C’est la dynamique de la rencontre qui permet le renouveau de l’image du parti. À l’université, au lycée, les jeunes nouveaux adhérents (re)découvrent le PCF. D’après S., 22 ans, c’est un esprit de camaraderie. Mais d’après A., 22 ans, on peut retrouver le même esprit de camaraderie des communistes parmi les gens du FN : « Les gens du FN que je connais ont eux aussi une culture militante, un esprit de camaraderie aussi important » dit-il.
Même J., qui a quitté le parti il y a trente ans, est heureuse de le redécouvrir. Redécouvrir le sens de sa vie grâce à un parti qui encourage ses militants « à aller à la rencontre des gens, à se former, à lire ».

Signification sociale de l’adhésion

L’adhésion a une signification personnelle de recherche et d’épanouissement. Cependant, cette recherche, aussi personnelle soit-elle, a une signification éminemment sociale. Pour que la participation à une structure partidaire soit effective, l’individu doit faire des efforts qui consomment du temps.
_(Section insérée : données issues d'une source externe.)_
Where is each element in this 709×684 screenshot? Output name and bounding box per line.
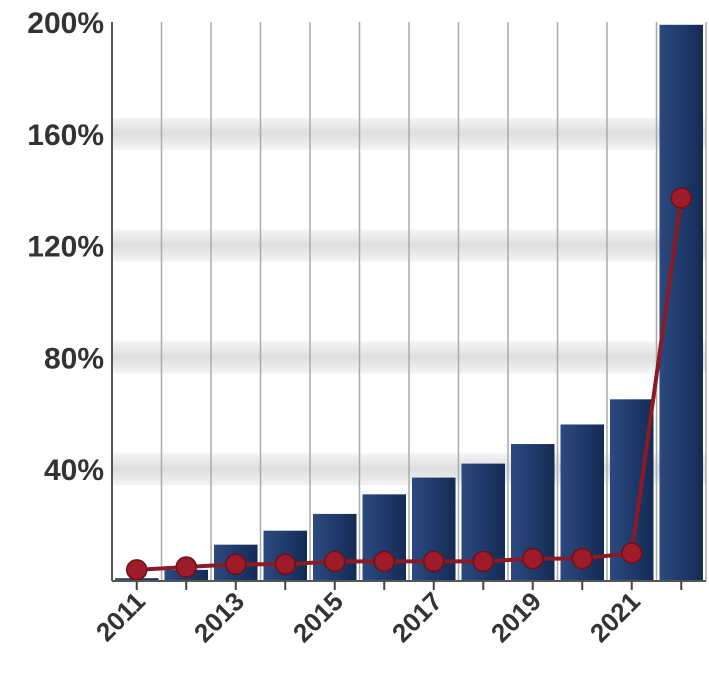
line-point bbox=[324, 550, 346, 573]
line-point bbox=[670, 187, 692, 209]
x-tick-label: 2019 bbox=[485, 586, 547, 648]
x-tick-label: 2011 bbox=[90, 586, 151, 647]
y-tick-label: 120% bbox=[27, 231, 104, 264]
line-point bbox=[274, 553, 296, 575]
y-tick-label: 200% bbox=[27, 7, 104, 40]
x-tick-label: 2015 bbox=[287, 586, 349, 648]
line-point bbox=[621, 542, 643, 564]
y-axis-tick-labels: 40% 80% 120% 160% 200% bbox=[27, 7, 104, 487]
x-tick-label: 2021 bbox=[584, 586, 646, 648]
y-tick-label: 160% bbox=[27, 119, 104, 152]
line-point bbox=[373, 550, 395, 573]
line-point bbox=[175, 556, 197, 578]
x-tick-label: 2013 bbox=[188, 586, 250, 648]
line-point bbox=[571, 547, 593, 570]
y-tick-label: 80% bbox=[44, 342, 104, 375]
line-point bbox=[522, 547, 544, 570]
bar-series bbox=[115, 24, 703, 582]
line-point bbox=[423, 550, 445, 573]
y-tick-label: 40% bbox=[44, 454, 104, 487]
line-point bbox=[225, 553, 247, 575]
line-point bbox=[126, 559, 148, 581]
axes bbox=[111, 22, 706, 590]
x-tick-label: 2017 bbox=[386, 586, 448, 648]
line-series bbox=[126, 187, 692, 581]
x-axis-tick-labels: 2011 2013 2015 2017 2019 2021 bbox=[90, 586, 646, 648]
line-point bbox=[472, 550, 494, 573]
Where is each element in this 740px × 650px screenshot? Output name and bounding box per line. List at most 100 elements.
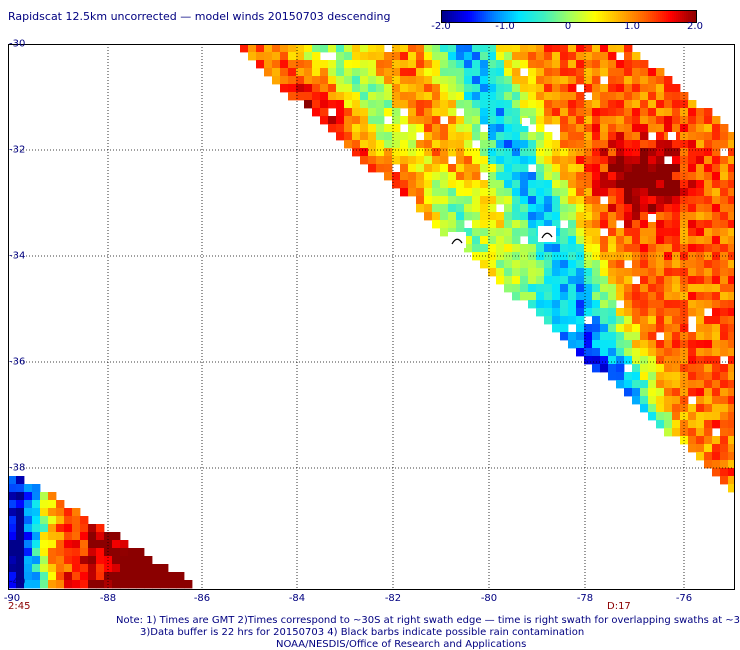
wind-cell	[632, 292, 641, 301]
wind-cell	[616, 156, 625, 165]
wind-cell	[24, 564, 33, 573]
wind-cell	[376, 60, 385, 69]
wind-cell	[568, 60, 577, 69]
wind-cell	[712, 396, 721, 405]
wind-cell	[504, 44, 513, 53]
wind-cell	[448, 76, 457, 85]
wind-cell	[680, 420, 689, 429]
wind-cell	[80, 532, 89, 541]
wind-cell	[336, 132, 345, 141]
wind-cell	[112, 580, 121, 589]
wind-cell	[480, 244, 489, 253]
wind-cell	[592, 244, 601, 253]
wind-cell	[24, 540, 33, 549]
wind-cell	[536, 204, 545, 213]
wind-cell	[32, 484, 41, 493]
wind-cell	[584, 180, 593, 189]
wind-cell	[592, 364, 601, 373]
wind-cell	[648, 84, 657, 93]
wind-cell	[464, 84, 473, 93]
wind-cell	[360, 140, 369, 149]
wind-cell	[640, 404, 649, 413]
wind-cell	[640, 164, 649, 173]
wind-cell	[592, 84, 601, 93]
wind-cell	[632, 364, 641, 373]
wind-cell	[688, 164, 697, 173]
wind-cell	[408, 156, 417, 165]
wind-cell	[448, 212, 457, 221]
wind-cell	[584, 236, 593, 245]
wind-cell	[696, 172, 705, 181]
wind-cell	[472, 84, 481, 93]
wind-cell	[304, 60, 313, 69]
wind-cell	[640, 100, 649, 109]
wind-cell	[272, 60, 281, 69]
wind-cell	[648, 220, 657, 229]
wind-cell	[632, 228, 641, 237]
colorbar-segment	[460, 11, 463, 22]
wind-cell	[616, 324, 625, 333]
wind-cell	[440, 196, 449, 205]
wind-cell	[560, 44, 569, 53]
wind-cell	[520, 260, 529, 269]
wind-cell	[544, 44, 553, 53]
no-data-cell	[668, 132, 676, 140]
wind-cell	[600, 220, 609, 229]
wind-cell	[704, 372, 713, 381]
wind-cell	[672, 124, 681, 133]
wind-cell	[664, 300, 673, 309]
wind-cell	[376, 100, 385, 109]
wind-cell	[608, 164, 617, 173]
wind-cell	[720, 380, 729, 389]
wind-cell	[696, 252, 705, 261]
wind-cell	[704, 276, 713, 285]
wind-cell	[16, 580, 25, 589]
wind-cell	[712, 284, 721, 293]
wind-cell	[472, 68, 481, 77]
colorbar-segment	[462, 11, 465, 22]
wind-cell	[680, 276, 689, 285]
wind-cell	[648, 172, 657, 181]
wind-cell	[520, 172, 529, 181]
wind-cell	[576, 60, 585, 69]
wind-cell	[360, 68, 369, 77]
wind-cell	[688, 220, 697, 229]
wind-cell	[704, 284, 713, 293]
wind-cell	[64, 508, 73, 517]
colorbar-segment	[656, 11, 659, 22]
wind-cell	[344, 44, 353, 53]
wind-cell	[384, 164, 393, 173]
wind-cell	[632, 308, 641, 317]
wind-cell	[632, 148, 641, 157]
wind-cell	[696, 436, 705, 445]
wind-cell	[96, 548, 105, 557]
wind-cell	[544, 84, 553, 93]
wind-cell	[632, 348, 641, 357]
wind-cell	[632, 76, 641, 85]
wind-cell	[728, 268, 735, 277]
wind-cell	[528, 204, 537, 213]
wind-cell	[624, 292, 633, 301]
wind-cell	[512, 164, 521, 173]
wind-cell	[608, 268, 617, 277]
wind-cell	[624, 316, 633, 325]
wind-cell	[480, 116, 489, 125]
wind-cell	[328, 124, 337, 133]
wind-cell	[712, 260, 721, 269]
wind-cell	[592, 180, 601, 189]
wind-cell	[680, 188, 689, 197]
wind-cell	[640, 364, 649, 373]
wind-cell	[632, 204, 641, 213]
wind-cell	[576, 148, 585, 157]
wind-cell	[128, 548, 137, 557]
wind-cell	[488, 124, 497, 133]
colorbar-segment	[596, 11, 599, 22]
wind-cell	[720, 244, 729, 253]
wind-cell	[120, 572, 129, 581]
wind-cell	[696, 268, 705, 277]
wind-cell	[280, 76, 289, 85]
wind-cell	[344, 92, 353, 101]
wind-cell	[704, 452, 713, 461]
wind-cell	[632, 172, 641, 181]
wind-cell	[680, 300, 689, 309]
Et nos enquêtés les font très volontiers. Participer est aussi dans une certaine mesure montrer que l’on participe. Ou, inversement, cacher la participation. Pour F., 20 ans, le fait d’être vu dans des rassemblements communistes peut poser certains problèmes quand il dit : « Je ne mets pas de photos explicites du PCF sur facebook [...] on ne sait jamais, si un employeur me voit associé au PCF... ». Encore une fois, nous voyons que le « devenir communiste » est un acte qui appartient presque au domaine de la conscience intime, des convictions. Mais l’adhésion, avec toute la sociabilité, la visibilité et les engagements qu’elle implique, pour être effective, est chose éminemment sociale, compromettante, conséquente.

Le parti sage

« Parti des ouvriers » ; « parti intellectuel, de réflexion » ; « parti qui a une histoire » ; « parti révolutionnaire » ; « parti de Marchais, des cégétistes avec leurs chimères » ; « parti jovial et revendicatif, ouvert au débat » ; « parti sage ». Toutes ces définitions, et bien d’autres, prononcées par les nouveaux adhérents présents à l’université d’été en 2012, laissent entrevoir les enjeux actuels pour cette institution politique et culturelle française. C’est, pour eux, le parti de référence de la gauche française. Cette sagesse, ce poids, cette tradition sont des éléments fédérateurs pour ceux qui viennent de se définir en tant que communistes.  n

Extraits de l’enquête réalisée à l’université d’été du PCF.
*Octávio Freitas Neto est doctorant en Anthropologie sociale à l’université Paris-V René-Descartes.